I have a confession to make: I am a Nerdfighter. If you know what I mean, skip the next two paragraphs.

What’s a Nerdfighter? Well, it all started with a video blog called Brotherhood 2.0, in which YA author, John Green, and his brother, Hank, decided that they would communicate via video blog, no text, for the entire year of 2007. They alternated days of making videos to each other and posted them on YouTube, so the world could watch their conversation. They talked about growing up as nerds, they talked about books and music, they wrote songs, answered questions and made up challenges. They talked about current events and how to make the world a better place. It turns out that both brothers are good storytellers who can monologue on topics serious and amusing with great heart and humor. We watched, we laughed, and we were inspired. Over the course of the year and in the time since, the brothers Green have collected a following, and we call ourselves Nerdfighters.

We don’t fight nerds, we are nerds who fight. We fight in the name of all that is awesome, using our nerdy powers to improve the world, or “decrease world suck”. The nerdiness in question can be any number of things. I, for example, fall into several Nerdfighter categories: Harry Potter Nerdfighter, Librarian Nerdfighter, English Lit Nerdfighter, I could go on and on. Anything that you are a nerd about can be used to qualify what sort of Nerdfighter you are. Perhaps there are some YALSA Nerdfighters out there.

The space where we Nerdfighters dwell, in our imaginations and as a community, is known as Nerdfighteria. So what does all of this have to do with teens? A lot of Nerdfighters are teens.

This isn’t a reach by any means: 1. Because one half of the Brotherhood 2.0 duo is a YA author, and 2. by the very nature of originating as a YouTube channel following, Nerdfighters must be Internet savvy or at least Internet interested. Nerdfighters are, to varying degrees, social networkers, content creators, and activists. These, as we know from the developmental assets are good things for teens to be.

So, with that background in place, let me tell you a story:

The other night it was bedtime, but I just couldn’t seem to go to bed, so I found myself on the Internet a bit later than I usually would be there. (Ok, it was 10:30). On my Twitter feed I saw a tweet from @realjohngreen saying he was on Blog Tv.
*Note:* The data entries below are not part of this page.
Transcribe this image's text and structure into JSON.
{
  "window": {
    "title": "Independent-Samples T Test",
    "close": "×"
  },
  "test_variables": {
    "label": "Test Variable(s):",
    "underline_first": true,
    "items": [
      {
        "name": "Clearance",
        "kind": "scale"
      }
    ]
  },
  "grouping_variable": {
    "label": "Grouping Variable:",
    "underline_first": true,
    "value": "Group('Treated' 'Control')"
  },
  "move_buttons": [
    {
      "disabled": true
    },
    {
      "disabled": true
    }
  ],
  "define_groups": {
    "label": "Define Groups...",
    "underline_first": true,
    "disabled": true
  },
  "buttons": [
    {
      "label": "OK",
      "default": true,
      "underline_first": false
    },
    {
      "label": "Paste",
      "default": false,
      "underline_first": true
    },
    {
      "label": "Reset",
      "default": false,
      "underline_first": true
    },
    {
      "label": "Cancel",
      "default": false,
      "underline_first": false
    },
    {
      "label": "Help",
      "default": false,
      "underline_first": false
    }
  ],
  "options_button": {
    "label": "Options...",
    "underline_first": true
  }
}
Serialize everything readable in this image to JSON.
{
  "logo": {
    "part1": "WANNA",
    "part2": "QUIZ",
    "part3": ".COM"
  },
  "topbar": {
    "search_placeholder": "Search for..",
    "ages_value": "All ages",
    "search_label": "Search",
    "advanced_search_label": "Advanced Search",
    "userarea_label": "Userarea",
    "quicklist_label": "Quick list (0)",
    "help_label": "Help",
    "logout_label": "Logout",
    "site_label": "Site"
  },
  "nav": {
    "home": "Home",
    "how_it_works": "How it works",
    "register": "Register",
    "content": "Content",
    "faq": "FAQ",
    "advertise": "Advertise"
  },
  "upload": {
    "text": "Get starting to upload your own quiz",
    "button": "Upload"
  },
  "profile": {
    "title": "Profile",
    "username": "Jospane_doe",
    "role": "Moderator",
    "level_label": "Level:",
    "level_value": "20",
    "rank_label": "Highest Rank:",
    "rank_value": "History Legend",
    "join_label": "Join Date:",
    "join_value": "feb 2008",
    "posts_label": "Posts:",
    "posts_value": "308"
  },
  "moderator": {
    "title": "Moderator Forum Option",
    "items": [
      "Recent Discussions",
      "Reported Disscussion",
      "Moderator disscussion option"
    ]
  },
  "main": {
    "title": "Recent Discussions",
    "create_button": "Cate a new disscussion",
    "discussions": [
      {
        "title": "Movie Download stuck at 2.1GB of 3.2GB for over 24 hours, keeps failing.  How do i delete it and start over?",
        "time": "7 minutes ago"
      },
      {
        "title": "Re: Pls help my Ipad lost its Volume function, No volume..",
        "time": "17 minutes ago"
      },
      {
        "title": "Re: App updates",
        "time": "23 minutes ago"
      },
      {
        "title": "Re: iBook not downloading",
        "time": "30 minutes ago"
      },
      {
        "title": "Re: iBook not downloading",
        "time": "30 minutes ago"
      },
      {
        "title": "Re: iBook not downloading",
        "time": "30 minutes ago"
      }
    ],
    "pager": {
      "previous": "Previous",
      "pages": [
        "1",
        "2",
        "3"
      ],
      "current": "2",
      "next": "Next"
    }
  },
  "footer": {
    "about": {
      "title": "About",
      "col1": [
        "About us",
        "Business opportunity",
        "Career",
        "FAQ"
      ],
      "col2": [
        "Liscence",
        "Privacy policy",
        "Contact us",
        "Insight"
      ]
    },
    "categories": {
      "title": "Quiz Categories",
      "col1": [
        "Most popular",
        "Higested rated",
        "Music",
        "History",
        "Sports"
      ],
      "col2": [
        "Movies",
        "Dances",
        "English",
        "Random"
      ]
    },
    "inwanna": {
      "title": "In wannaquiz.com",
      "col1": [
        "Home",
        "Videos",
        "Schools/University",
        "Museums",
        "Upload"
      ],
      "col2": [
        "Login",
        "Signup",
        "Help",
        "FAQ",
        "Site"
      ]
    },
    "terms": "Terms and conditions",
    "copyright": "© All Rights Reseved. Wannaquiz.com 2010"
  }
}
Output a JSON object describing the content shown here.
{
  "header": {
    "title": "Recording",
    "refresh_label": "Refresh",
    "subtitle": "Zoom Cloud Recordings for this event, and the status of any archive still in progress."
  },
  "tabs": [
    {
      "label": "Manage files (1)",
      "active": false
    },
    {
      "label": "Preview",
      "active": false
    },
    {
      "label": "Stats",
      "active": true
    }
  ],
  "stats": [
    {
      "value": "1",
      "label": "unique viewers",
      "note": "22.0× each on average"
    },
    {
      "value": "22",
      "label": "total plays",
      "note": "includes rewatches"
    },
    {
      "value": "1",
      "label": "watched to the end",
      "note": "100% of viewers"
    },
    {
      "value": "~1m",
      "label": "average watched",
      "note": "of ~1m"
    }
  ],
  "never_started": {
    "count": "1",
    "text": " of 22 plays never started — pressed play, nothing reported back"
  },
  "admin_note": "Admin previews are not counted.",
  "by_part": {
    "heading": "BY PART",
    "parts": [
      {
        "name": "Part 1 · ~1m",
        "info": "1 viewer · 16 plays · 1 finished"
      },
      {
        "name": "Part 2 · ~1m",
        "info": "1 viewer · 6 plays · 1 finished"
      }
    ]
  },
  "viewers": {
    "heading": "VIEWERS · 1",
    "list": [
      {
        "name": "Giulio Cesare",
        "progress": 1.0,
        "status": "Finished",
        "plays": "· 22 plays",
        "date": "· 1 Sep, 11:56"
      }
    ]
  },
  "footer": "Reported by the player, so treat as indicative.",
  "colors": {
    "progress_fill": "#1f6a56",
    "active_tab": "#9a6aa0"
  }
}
So I clicked the link, and watched John talk about current trends and problems with the publishing industry, this summer’s VidCon (A whole conference of video bloggers, I so want to go), and his next book (Will Grayson, Will Grayson, written with David Levithan, coming out this spring).

While this was occurring, there were chats going on on Twitter as well as on Blog Tv. So I signed up for a Blog Tv account and said, “Hi”. I could tell from the conversation in the chat that a lot of the participants were either teens or college students- seems like everybody has exams coming up, plus they were talking about what grades they were in. One chatter asked if there were any future librarians out there and I responded that I am a current librarian.

John was about to turn in for the night, but he decided to read us a bedtime story from something he is currently working on (a book about teens surviving on an island and refuting Maslow’s hierarchy of needs- you don’t need to have all of the comforts of home to self actualize. Sounds like John).

Anyway, our heroes were discussing how to survive the imminent sinking of their boat, when I got an instant message on the Blog Tv chat. “Are you the current librarian?” it said. “Yes,” I replied. And a young person who was considering librarianship asked me a few questions about what I do all day and if I like it (support literacy in all its forms, often by making things up, and yes, I do). We chatted for a bit and I went to bed feeling like I helped someone.

Sometimes there are opportunities to connect with young adults in activities we participate in, or places where we are already. Are any of your teens Nerdfighters? What other networks do they belong to or interests do they share with you or with other caring adults? It gives me hope that if we keep following our own interests and reach out when we see these opportunities, there is a lot of room to connect.

If you would like to learn more about the brothers Green and Nerdfighters:

  • Visit the Nerdfighter Ning.
  • Watch a video by John from when his book Looking for Alaska was challenged in New York State.
  • Watch Hank’s cult Wizard Rock hit, Accio Deathly Hallows.
  • Or, if you have a chunk of time on your hands, watch the original Brotherhood 2.0 from the beginning.

Today, Thursday the 17th of December is a special day in Nerdfighteria: The annual Project for Awesome. It was concisely described as I was signing up to support it by twibbon, thusly: “The YouTube Project for Awesome is a yearly project to promote charities on YouTube videos and then promote those YouTube videos with an army of geeks and nerds fighting for good.” If you want to see some Nerdfighting in action, and also learn about some great charities to support this holiday season, or anytime really, check out the Project for Awesome. You can start here with Hank’s video. To any Nerdfighters out there, though I didn’t make a video, I hope you will accept this blog post as my Project for Awesome support.